Pour se reposer après les semaines épuisantes consacrées à la préparation de son examen d’ingénieur, le jeune Hans Castorp quitte Hambourg pour un sanatorium de Davos. Il y rejoint son cousin Joachim, soigné depuis plusieurs mois pour une faiblesse pulmonaire, et est censé n’y passer que trois semaines. « La patrie et l’ordre étaient non seulement loin derrière lui, mais surtout enfouis à des lieues sous ses pieds, et son ascension continuait de l’en éloigner. En suspend entre eux et l’inconnu, il se demandait ce qu’il deviendrait là-haut. » (p. 9) D’abord étonné par les habitudes des malades et des convalescents et désorienté par le rythme de cette vie consacrée aux soins et au repos, Hans finit par trouver ses marques et sa place, d’autant plus qu’il développe une maladie qui le contraint à rester plus longtemps dans les hauteurs. La compagnie morbide du jeune homme est aussi fascinante que dérangeante. Les longs argumentaires de Settembrini alternent avec les envolées fougueuses de Naphta. Et Hans s’embourbe dans une relation amoureuse des plus complexes avec l’affolante Clavdia Chauchat.

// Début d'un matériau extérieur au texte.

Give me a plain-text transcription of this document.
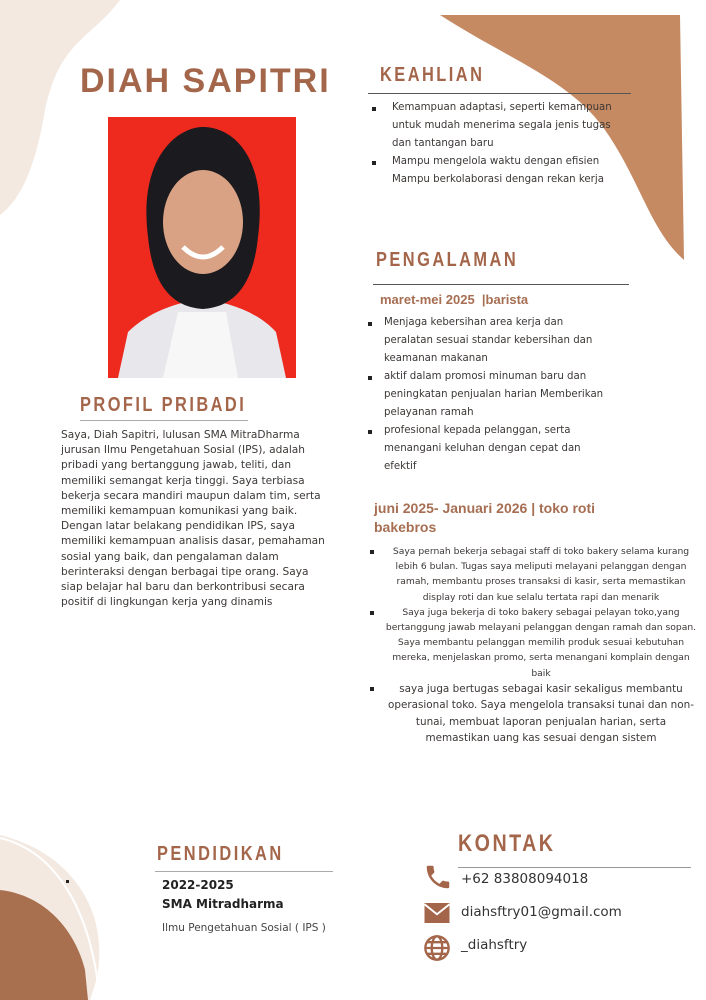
DIAH SAPITRI
PROFIL PRIBADI
Saya, Diah Sapitri, lulusan SMA MitraDharma jurusan Ilmu Pengetahuan Sosial (IPS), adalah pribadi yang bertanggung jawab, teliti, dan memiliki semangat kerja tinggi. Saya terbiasa bekerja secara mandiri maupun dalam tim, serta memiliki kemampuan komunikasi yang baik. Dengan latar belakang pendidikan IPS, saya memiliki kemampuan analisis dasar, pemahaman sosial yang baik, dan pengalaman dalam berinteraksi dengan berbagai tipe orang. Saya siap belajar hal baru dan berkontribusi secara positif di lingkungan kerja yang dinamis
KEAHLIAN
Kemampuan adaptasi, seperti kemampuan untuk mudah menerima segala jenis tugas dan tantangan baru
Mampu mengelola waktu dengan efisien Mampu berkolaborasi dengan rekan kerja
PENGALAMAN
maret-mei 2025  |barista
Menjaga kebersihan area kerja dan peralatan sesuai standar kebersihan dan keamanan makanan
aktif dalam promosi minuman baru dan peningkatan penjualan harian Memberikan pelayanan ramah
profesional kepada pelanggan, serta menangani keluhan dengan cepat dan efektif
juni 2025- Januari 2026 | toko roti bakebros
Saya pernah bekerja sebagai staff di toko bakery selama kurang lebih 6 bulan. Tugas saya meliputi melayani pelanggan dengan ramah, membantu proses transaksi di kasir, serta memastikan display roti dan kue selalu tertata rapi dan menarik
Saya juga bekerja di toko bakery sebagai pelayan toko,yang bertanggung jawab melayani pelanggan dengan ramah dan sopan. Saya membantu pelanggan memilih produk sesuai kebutuhan mereka, menjelaskan promo, serta menangani komplain dengan baik
saya juga bertugas sebagai kasir sekaligus membantu operasional toko. Saya mengelola transaksi tunai dan non-tunai, membuat laporan penjualan harian, serta memastikan uang kas sesuai dengan sistem
PENDIDIKAN
2022-2025
SMA Mitradharma
Ilmu Pengetahuan Sosial ( IPS )
KONTAK
+62 83808094018
diahsftry01@gmail.com
_diahsftry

Happée. Je ne peux pas me décrire autrement tout au long de cette lecture. J’ai été fascinée par cette communauté étrange et forcée dans les montagnes. « Ce sont de jeunes gens, le temps ne compte pas pour eux, et ils vont peut-être mourir. Alors pourquoi veux-tu qu’ils prennent un air sérieux ? » (p. 65) La décomposition psychique alliée à l’atmosphère débilitante des lieux crée un malaise croissant et une angoisse diffuse qui ne lâchent pas le lecteur. « Ici, on révise ses conceptions. » (p. 12) Pris par la dilution du temps, Hans ne sait plus redescendre, revenir à la vie normale, et la durée de son séjour à Davos excède tout bon sens.
Thomas Mann m’a déjà séduite avec La mort à Venise et Les Buddenbrook. C’est un triplé gagnant avec La montagne magique qui me laissera longtemps une impression profonde.